When the retrieval layer produces more content than the budget allows, it truncates by priority:

  1. Most recent thread turns are kept in full.
  2. Top-K retrieved document chunks are kept in full until the budget runs out.
  3. Recalled memories and wiki pages get summarized (first 2–3 lines of each) before being included.
  4. Older thread history is summarized or dropped.

This priority is tunable through the runtime configuration surfaces that feed the current turn. In Space-aware operation, tune retrieval behavior for the Space that needs it: a Space that should lean heavily on retrieved documents uses a higher KB topK, while a Space that should lean on memory uses a higher memory recall count where exposed.

It’s tempting to collapse everything into one big “just feed the model context” blob. Three reasons not to:

  • Separate cost accounting. Tokens from retrieved docs vs. recalled memories vs. thread history show up separately in audit records. An operator debugging “why did this turn cost $2” can see whether the document KB was bloated or whether the thread history was too long.
  • Separate failure modes. If the KB sync is broken today, document retrieval fails silently — and the rest of the turn still works. A single blob would fail the whole turn.
  • Separate tuning knobs. You change the topK for KB retrieval without touching memory recall. Without the separation, tuning is all-or-nothing.
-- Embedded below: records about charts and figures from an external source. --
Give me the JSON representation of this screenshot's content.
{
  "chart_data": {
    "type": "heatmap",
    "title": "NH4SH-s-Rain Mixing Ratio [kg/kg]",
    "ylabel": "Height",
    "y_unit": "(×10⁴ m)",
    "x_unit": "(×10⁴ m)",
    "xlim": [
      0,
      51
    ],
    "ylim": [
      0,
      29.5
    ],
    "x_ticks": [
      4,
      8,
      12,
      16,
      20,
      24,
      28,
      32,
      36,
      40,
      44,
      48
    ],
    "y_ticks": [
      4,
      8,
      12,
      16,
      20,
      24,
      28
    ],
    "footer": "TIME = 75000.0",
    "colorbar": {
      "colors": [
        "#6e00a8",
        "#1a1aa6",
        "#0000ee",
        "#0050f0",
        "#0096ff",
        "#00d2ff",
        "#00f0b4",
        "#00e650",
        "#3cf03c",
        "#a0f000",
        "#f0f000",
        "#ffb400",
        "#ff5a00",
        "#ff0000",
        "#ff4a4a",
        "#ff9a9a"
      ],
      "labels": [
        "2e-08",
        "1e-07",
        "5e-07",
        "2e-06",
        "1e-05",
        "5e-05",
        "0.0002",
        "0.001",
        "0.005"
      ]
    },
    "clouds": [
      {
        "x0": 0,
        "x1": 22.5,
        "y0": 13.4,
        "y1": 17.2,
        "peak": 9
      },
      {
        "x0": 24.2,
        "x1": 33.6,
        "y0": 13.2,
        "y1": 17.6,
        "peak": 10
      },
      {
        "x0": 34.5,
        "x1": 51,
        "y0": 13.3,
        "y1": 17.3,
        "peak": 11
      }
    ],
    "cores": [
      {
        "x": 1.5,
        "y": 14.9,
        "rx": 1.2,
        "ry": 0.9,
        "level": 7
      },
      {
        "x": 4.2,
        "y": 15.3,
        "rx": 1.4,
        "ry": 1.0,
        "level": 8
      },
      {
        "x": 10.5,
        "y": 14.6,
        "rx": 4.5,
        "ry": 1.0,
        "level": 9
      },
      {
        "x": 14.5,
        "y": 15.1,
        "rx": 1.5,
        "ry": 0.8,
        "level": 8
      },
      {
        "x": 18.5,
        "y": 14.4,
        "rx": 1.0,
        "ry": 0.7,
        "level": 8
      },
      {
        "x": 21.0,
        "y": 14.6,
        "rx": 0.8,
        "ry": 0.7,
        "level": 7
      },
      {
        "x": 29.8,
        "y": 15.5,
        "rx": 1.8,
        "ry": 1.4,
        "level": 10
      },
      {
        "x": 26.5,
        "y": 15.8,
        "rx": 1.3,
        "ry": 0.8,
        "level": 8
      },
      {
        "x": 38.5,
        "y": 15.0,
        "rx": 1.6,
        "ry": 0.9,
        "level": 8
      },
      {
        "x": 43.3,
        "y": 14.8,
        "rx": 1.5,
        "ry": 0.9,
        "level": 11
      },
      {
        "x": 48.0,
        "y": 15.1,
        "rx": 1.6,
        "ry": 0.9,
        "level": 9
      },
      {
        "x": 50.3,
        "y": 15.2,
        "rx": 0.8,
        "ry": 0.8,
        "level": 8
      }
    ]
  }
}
A distinction that bites people:

  • Short-term context = thread history. It’s the canonical record of what happened in this conversation. The model reads it verbatim (within budget).
  • Long-term memory = facts recalled from prior work. The model reads these as selective summaries, not verbatim chat logs.

Long-term memory should never masquerade as the thread record. If an operator asks “what did the agent say in thread X,” the answer is in the thread’s turn rows, not in the memory adapter. Memory is derived context; the thread is canonical record.

  • No runtime introspection of what was assembled. The admin thread detail shows the final context shape for a turn (which KB returned which chunks, which memories were recalled), but modifying the assembly mid-turn isn’t possible. Tune at the template level and re-run.
  • Budgeting is heuristic. The harness approximates token counts; the model’s tokenizer is authoritative. A turn that appears to fit the budget can still truncate if the estimate is off by a few percent. Keep headroom.
  • Compiled page recall is optional per-invocation. If the compile job is behind, compiled page lookup returns older content. Operators can force a compile if this matters.

Context assembly happens inside the AgentCore runtime (packages/agentcore-strands/agent-container/) before any Bedrock call. The four sources are queried in parallel, token-counted, and merged into the final input. Budget knobs (retrieval top_k, memory recall count, max thread-history window) live on the agent template and can be tuned without a redeploy.

Each source emits OpenTelemetry spans recording latency, result count, and token contribution — surfaced in the turn trace view. See Admin: Threads for the turn-trace operator view.